Dr Roy Spencer has done an interesting experiment using two containers with water above which one has a silver foil which partly obscures the container from the cold sky.
This shows that water exposed to a higher radiant temperature is warmer. However, reading the comments I found some people arguing that this didn’t prove IR could heat water.
The controversy
For those who do not know, the controversy arises because IR is absorbed in the top few um of the water which evaporates off and/or because some people don’t believe in IR. This is all part of the argument that “back radiation” either doesn’t exist or cannot heat the sea. I usually keep away from the arguments, because back radiation exists. But this concept comes from greenhouse warming models which I describe as “noddy science”. They are just bad physics, not because of back radiation but for other reasons. So I have a lot of sympathy for those who don’t like these “backradiation” models of how greenhouse gases work and try to find fault with them.
Also, I don’t think the argument about heating water is completely daft – but I wish those who argue above water heating spent more time doing practical experiments and less time arguing the theory.
The Story
As I drank my whisky last night I thought “This is easy to prove”
I filled a tray ~1cm deep with cold water (at 18.6C using IR thermometer – which is possibly a few degrees higher than I expect, but perhaps it was sitting in a pipe). I put it under the grill which I then turned on as per this exhaustively researched experimental set up:
I set the timer to 5 minutes and then after five recorded the surface temperature without moving it – so when still irradiated. The IR thermometer read 63C. I then removed it – which inevitably stirred it, the IR thermometer read around 50C, I then gave it a good shiggle to ensure it was mixed up and it still read around 50C.
The 63C was at a low angle with IR still present and probably raised by reflected IR – but it might be interesting to repeat it with deeper water to see if there was noticeable surface warming. But the key measurement of bulk temperature had definitely increased by a good 30C.
For interest I measured the various surfaces inside the grill and they varied from 30 to 60C. The 30C was at the far end which had much less radiant heat, but was in much the same air temperatures. So, this is the worst case scenario of “air heating”. Air heating cannot explain the increase in the water.
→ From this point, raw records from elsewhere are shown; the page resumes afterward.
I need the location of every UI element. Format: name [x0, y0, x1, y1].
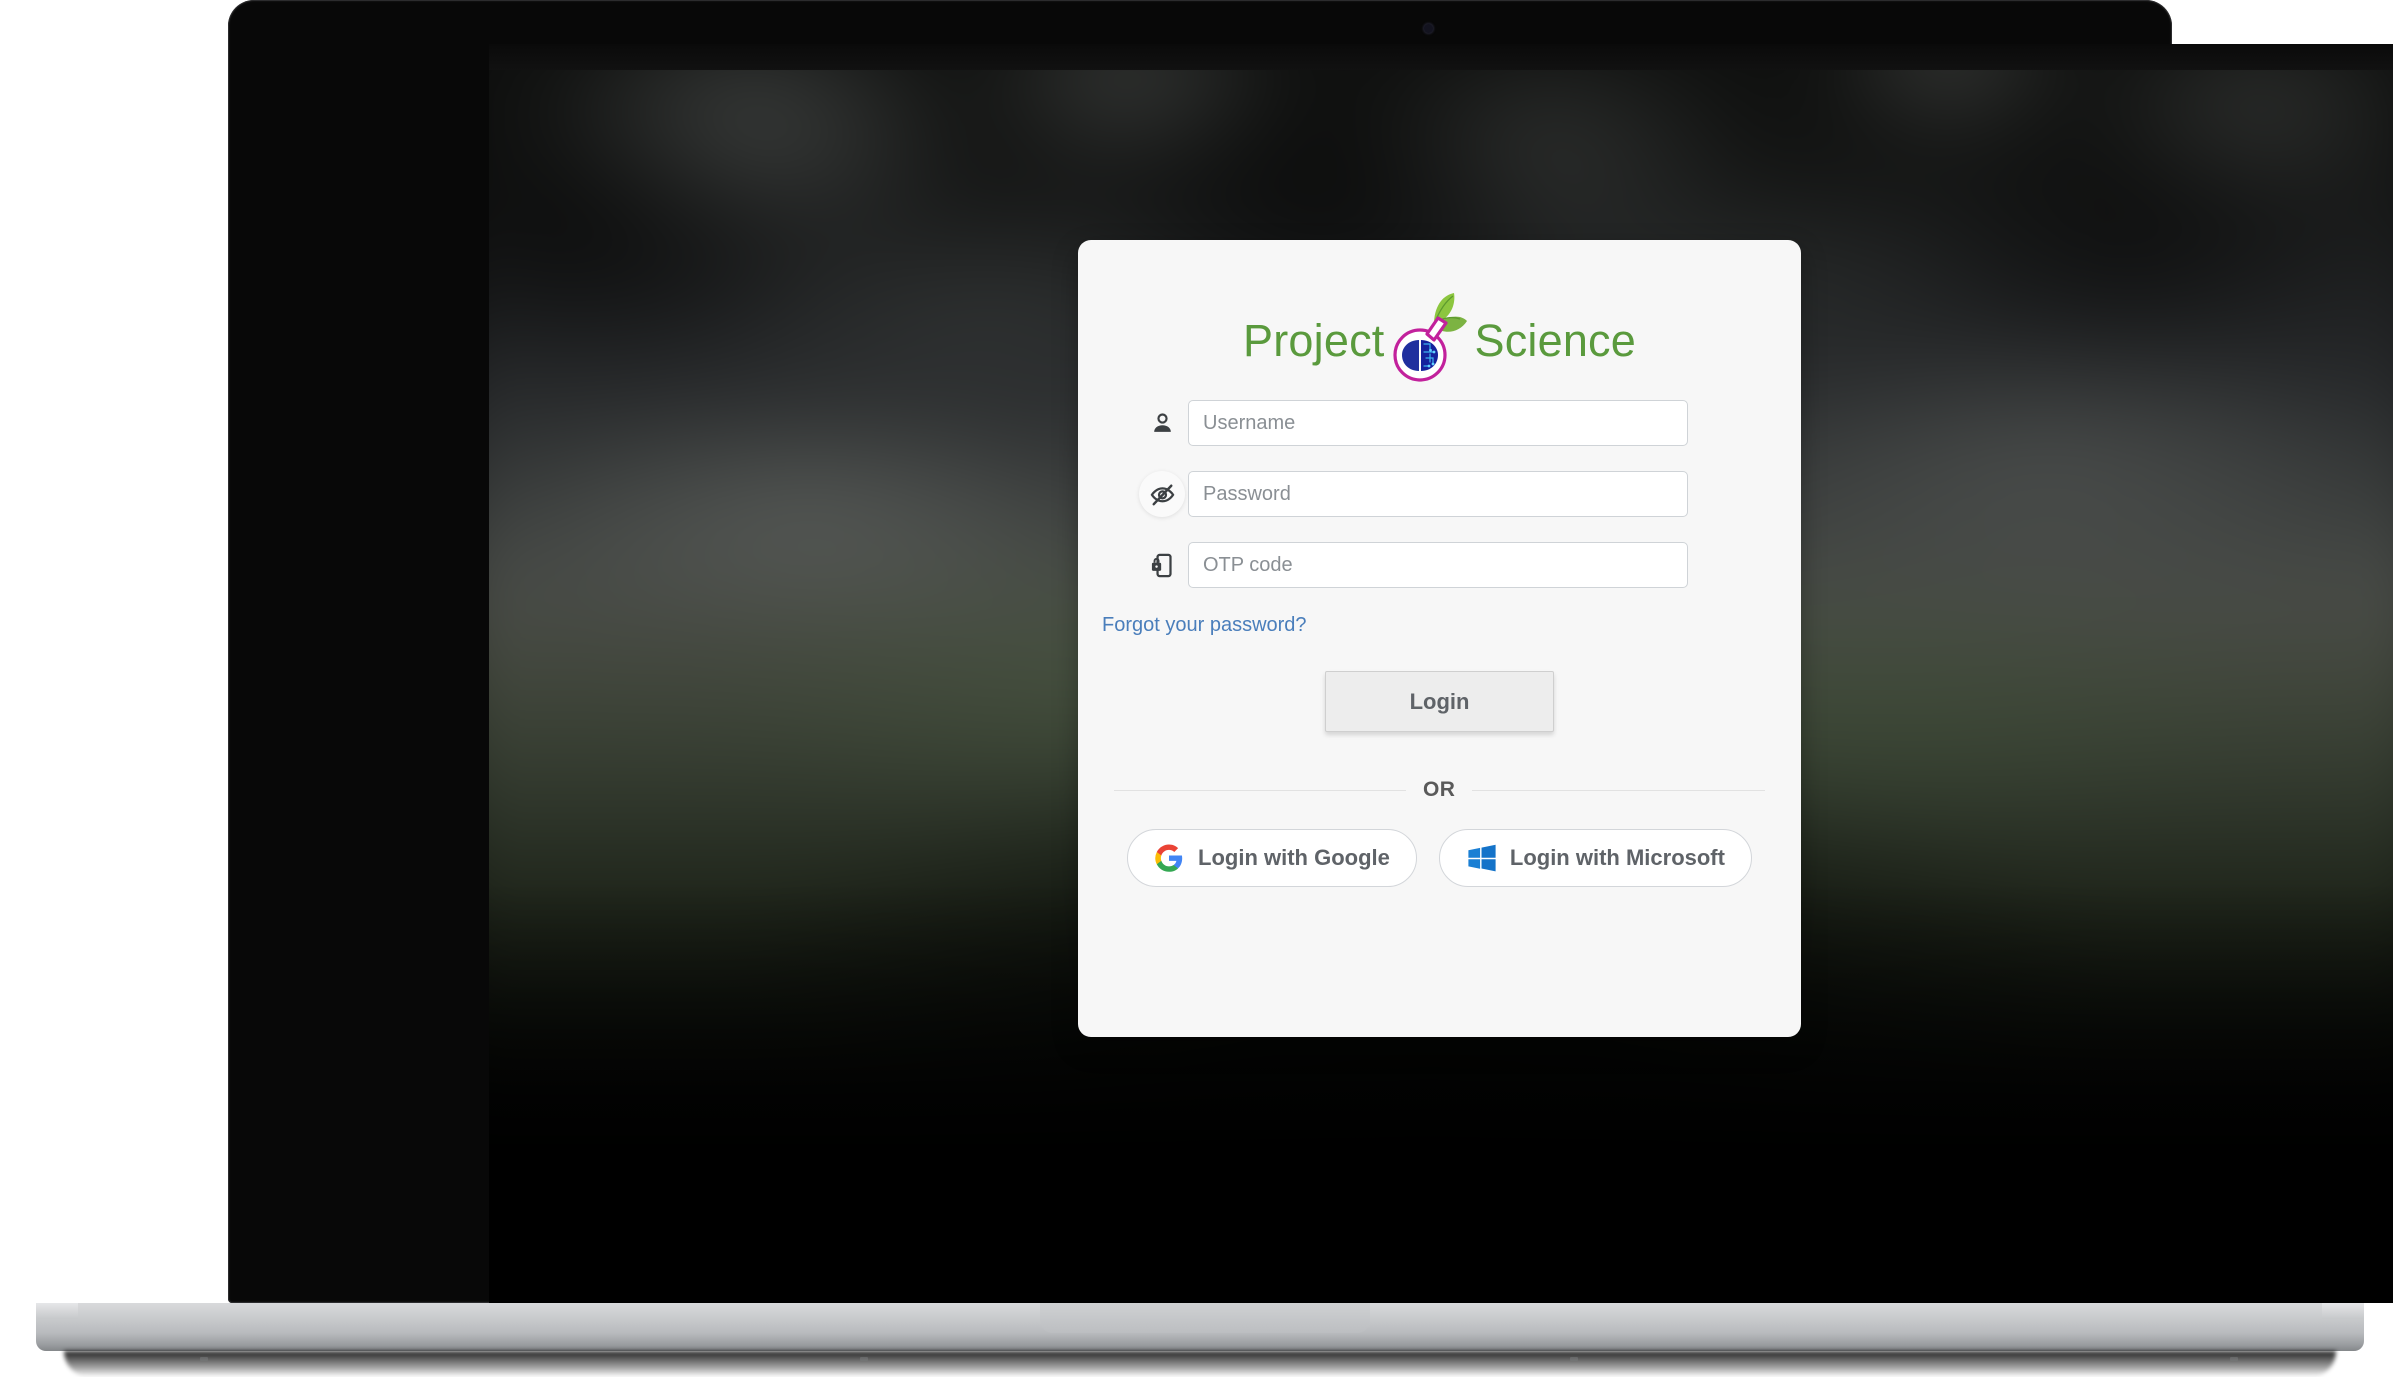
otp-field-row — [1078, 540, 1801, 590]
username-input[interactable] — [1188, 400, 1688, 446]
laptop-foot — [860, 1357, 868, 1361]
username-field-row — [1078, 398, 1801, 448]
laptop-foot — [200, 1357, 208, 1361]
login-form: Forgot your password? Login OR — [1078, 398, 1801, 887]
login-with-microsoft-label: Login with Microsoft — [1509, 845, 1725, 870]
phone-lock-icon — [1136, 540, 1188, 590]
flask-brain-leaf-logo-icon — [1390, 292, 1468, 388]
laptop-mockup: Project Science Username OTP code Forgot… — [0, 0, 2401, 1377]
laptop-lid: Project Science Username OTP code Forgot… — [228, 0, 2393, 1303]
login-card: Project Science Username OTP code Forgot… — [1078, 240, 1801, 1037]
person-icon — [1136, 398, 1188, 448]
camera-dot-icon — [1424, 24, 1433, 33]
screen-viewport: Project Science Username OTP code Forgot… — [489, 44, 2393, 1303]
brand-header: Project Science — [1078, 292, 1801, 388]
screen-top-shade — [489, 44, 2393, 70]
laptop-base-cap-left — [36, 1303, 78, 1319]
laptop-base-cap-right — [2322, 1303, 2364, 1319]
login-with-google-button[interactable]: Login with Google — [1127, 829, 1417, 887]
social-login-row: Login with Google Login with Microsoft — [1078, 829, 1801, 887]
password-input[interactable] — [1188, 471, 1688, 517]
or-divider: OR — [1114, 778, 1765, 802]
password-field-row — [1078, 469, 1801, 519]
brand-word-right: Science — [1474, 314, 1636, 366]
microsoft-window-icon — [1466, 843, 1496, 873]
eye-off-icon[interactable] — [1139, 471, 1185, 517]
laptop-foot — [2230, 1357, 2238, 1361]
password-visibility-toggle[interactable] — [1136, 469, 1188, 519]
laptop-base-shadow — [64, 1351, 2336, 1377]
divider-line-left — [1114, 789, 1406, 791]
google-g-icon — [1154, 843, 1184, 873]
login-with-microsoft-button[interactable]: Login with Microsoft — [1438, 829, 1752, 887]
divider-label: OR — [1423, 778, 1456, 801]
laptop-base-notch — [1040, 1303, 1370, 1333]
forgot-password-link[interactable]: Forgot your password? — [1102, 614, 1307, 637]
login-with-google-label: Login with Google — [1198, 845, 1390, 870]
login-button[interactable]: Login — [1325, 671, 1554, 732]
login-button-row: Login — [1078, 671, 1801, 732]
divider-line-right — [1472, 789, 1765, 791]
otp-input[interactable] — [1188, 542, 1688, 588]
brand-word-left: Project — [1243, 314, 1385, 366]
laptop-foot — [1570, 1357, 1578, 1361]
The 60C was the surface closest to the tray – so it was being heated, but only to a very similar temperature as the water.This shows that IR was heating both the side surface and water in a similar way. And clearly there was no significant temperature gradient that could explain the rise in temperature of the tray from the surrounding surface.
I then touched the grill base and confirmed it was much cooler than the heated water (so no conductive transfer from the base – probably the reverse).
And whilst I did not measure it directly, the hotter air leaving the grill remained pretty cool and certainly not high enough to heat the water this quickly. (It would be like trying to make toast on a central heating radiator!)
Heating was not from visible!
Finally, to avoid some comments on visible heating, the grill was so dark I had to use a very long expose (~10seconds). The element was actually much darker than the picture suggests.
This tells me that the intensity of the visible was less than if I had left the tray exposed to the kitchen light.
Having worked with LED lights, I can be very confident the light level was much lower than a 20ma LED. This means the available visible heating was much less than 20mw and probably less than 1mw. So the visible was around 1millionth that of the IR and if anyone even suggests the heating was visible red, …
Conclusion
IR certainly heats water from above: and if the effect is just at the surface, then thermal conductivity rapidly transfers that heat into the bulk of the water.
It might be worth trying this with deeper water. But I can probably calculate it quicker (see: Caterpillar III) than the ~20min experiment would take with deeper water ~5cm deep.